Isaiah 37:14 - Calvin's Commentary on the Bible

Bible Comments

14. Hezekiah took the letters. The Prophet now shews what kind of refuge Hezekiah had amidst so great calamities. He immediately went into the Temple, to lament before the Lord the calamity which: he could not remove, and to “cast upon him” (Psalms 55:22) his grief and his anxieties. (51) Nor was this a blind or confused lamentation, but the pious king wished to move God by his tears and complaints to render assistance. We are taught by his example that, when we are sore pressed, there is nothing better than to east our burden into the bosom of God.
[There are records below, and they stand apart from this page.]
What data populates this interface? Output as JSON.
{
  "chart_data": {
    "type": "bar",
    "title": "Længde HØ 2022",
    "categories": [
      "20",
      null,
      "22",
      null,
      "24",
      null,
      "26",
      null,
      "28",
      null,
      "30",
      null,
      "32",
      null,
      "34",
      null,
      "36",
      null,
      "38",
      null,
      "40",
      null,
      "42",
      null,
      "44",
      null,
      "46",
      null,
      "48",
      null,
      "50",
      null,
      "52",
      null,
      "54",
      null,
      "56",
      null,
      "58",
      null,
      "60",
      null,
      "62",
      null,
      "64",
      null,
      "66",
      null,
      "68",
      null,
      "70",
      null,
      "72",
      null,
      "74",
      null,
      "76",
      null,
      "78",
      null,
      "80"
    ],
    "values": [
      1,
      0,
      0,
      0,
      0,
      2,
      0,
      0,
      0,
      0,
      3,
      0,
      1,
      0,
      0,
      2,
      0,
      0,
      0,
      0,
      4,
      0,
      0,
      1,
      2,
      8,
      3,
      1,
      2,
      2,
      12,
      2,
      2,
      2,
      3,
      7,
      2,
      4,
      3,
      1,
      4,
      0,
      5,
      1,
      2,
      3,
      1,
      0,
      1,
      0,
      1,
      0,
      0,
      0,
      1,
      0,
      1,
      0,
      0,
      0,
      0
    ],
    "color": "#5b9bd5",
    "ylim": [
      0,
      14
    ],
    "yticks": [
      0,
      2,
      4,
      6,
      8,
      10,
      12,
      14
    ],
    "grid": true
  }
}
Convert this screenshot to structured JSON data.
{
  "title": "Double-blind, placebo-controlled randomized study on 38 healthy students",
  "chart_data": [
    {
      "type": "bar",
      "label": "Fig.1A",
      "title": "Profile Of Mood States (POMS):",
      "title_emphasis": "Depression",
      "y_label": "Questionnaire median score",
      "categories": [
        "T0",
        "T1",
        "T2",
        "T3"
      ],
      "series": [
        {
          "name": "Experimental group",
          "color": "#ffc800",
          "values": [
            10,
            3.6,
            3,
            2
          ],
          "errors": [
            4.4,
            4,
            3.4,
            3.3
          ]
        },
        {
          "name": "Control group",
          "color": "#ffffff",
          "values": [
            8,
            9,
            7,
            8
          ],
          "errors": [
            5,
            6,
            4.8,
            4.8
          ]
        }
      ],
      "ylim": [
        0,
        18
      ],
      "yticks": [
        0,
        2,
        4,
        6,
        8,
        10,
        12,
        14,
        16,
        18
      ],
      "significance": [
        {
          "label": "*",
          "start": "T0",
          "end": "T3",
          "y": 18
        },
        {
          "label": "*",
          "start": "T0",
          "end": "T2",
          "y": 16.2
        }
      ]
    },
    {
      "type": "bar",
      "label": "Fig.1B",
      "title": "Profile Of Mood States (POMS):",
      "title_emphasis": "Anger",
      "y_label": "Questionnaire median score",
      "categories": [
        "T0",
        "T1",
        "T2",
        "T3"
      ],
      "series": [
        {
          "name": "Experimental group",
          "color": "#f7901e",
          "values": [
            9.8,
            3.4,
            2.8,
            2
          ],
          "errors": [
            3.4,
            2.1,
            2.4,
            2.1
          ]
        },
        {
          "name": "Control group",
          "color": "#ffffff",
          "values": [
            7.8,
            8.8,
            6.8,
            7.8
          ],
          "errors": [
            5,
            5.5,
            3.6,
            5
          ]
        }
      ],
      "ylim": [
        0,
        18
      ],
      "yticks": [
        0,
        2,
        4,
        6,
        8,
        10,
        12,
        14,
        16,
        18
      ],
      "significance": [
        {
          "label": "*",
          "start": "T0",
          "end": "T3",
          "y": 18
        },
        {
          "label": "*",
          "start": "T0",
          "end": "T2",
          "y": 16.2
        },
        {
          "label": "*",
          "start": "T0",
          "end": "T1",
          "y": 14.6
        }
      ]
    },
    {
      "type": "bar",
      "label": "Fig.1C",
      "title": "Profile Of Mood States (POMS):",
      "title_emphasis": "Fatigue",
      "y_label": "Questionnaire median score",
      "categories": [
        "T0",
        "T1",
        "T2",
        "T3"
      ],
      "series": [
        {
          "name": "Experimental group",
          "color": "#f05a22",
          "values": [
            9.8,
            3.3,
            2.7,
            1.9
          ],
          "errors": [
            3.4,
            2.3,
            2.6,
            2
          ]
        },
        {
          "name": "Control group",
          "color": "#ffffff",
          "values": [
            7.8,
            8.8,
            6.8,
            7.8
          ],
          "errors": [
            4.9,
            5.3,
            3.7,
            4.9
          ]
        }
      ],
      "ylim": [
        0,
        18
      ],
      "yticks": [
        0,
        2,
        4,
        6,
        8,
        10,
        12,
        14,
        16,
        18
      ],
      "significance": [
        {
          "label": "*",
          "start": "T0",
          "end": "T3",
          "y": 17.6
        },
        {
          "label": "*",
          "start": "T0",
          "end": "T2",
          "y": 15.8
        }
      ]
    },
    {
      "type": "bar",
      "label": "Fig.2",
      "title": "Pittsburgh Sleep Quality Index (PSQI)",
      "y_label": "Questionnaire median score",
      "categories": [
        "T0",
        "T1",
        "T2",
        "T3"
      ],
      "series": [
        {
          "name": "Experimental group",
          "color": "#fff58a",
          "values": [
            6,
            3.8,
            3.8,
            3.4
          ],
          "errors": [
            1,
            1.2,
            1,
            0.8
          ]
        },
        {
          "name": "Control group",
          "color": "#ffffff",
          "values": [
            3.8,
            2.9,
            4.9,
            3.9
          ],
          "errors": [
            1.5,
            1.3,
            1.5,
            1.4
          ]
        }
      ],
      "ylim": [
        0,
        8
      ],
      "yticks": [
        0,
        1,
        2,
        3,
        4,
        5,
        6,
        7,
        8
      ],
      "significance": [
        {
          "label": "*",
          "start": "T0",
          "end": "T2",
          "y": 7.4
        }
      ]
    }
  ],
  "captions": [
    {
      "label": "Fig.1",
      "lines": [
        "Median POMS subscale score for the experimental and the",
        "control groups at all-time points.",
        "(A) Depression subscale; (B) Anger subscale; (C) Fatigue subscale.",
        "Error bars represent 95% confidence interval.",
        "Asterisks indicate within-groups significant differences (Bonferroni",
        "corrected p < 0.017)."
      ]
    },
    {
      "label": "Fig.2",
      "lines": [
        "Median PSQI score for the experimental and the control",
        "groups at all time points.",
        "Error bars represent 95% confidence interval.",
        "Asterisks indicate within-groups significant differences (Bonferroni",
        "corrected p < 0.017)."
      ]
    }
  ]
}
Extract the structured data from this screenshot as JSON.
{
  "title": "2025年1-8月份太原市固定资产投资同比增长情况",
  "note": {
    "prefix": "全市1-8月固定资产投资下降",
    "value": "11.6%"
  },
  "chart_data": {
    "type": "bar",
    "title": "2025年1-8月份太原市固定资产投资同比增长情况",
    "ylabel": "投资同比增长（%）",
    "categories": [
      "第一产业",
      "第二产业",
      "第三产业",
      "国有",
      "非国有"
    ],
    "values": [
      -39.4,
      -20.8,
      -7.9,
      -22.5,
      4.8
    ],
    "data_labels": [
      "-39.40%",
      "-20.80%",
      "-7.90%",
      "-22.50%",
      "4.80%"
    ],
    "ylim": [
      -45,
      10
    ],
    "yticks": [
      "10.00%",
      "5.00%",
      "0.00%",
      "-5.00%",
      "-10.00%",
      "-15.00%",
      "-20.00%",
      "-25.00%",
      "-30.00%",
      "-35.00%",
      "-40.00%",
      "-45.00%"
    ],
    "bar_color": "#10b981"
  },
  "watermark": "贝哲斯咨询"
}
All other methods of relief will be of no avail, if this single method be wanting.

And spread them before Jehovah. In “spreading the letters before the Lord,” he does not do this as if the Lord did not know what was contained in the letters, but God allows us to act in this manner towards him in accommodation to our weakness Neither prayers, nor tears, nor complaints make known to God what we need; for he

knows our wants and necessities before we ask anything from him.” (Matthew 6:8.)

But here we ought rather to consider what is necessary for us, that is, that God should manifest that he knows the blasphemies of adversaries, and that they who have uttered them will not remain unpunished. The reason and design, therefore, why Hezekiah “spread before the Lord the letters” of the wicked tyrant was this, that he might excite his own earnestness, and inflame his own ardor, in prayer.

(51) “ Et jetter au sein d’iceluy sa tristesse et soliciltude.” “And to pour into his bosom his grief and anxiety.”

Isaiah 37:14

14 And Hezekiah received the letter from the hand of the messengers, and read it: and Hezekiah went up unto the house of the LORD, and spread it before the LORD.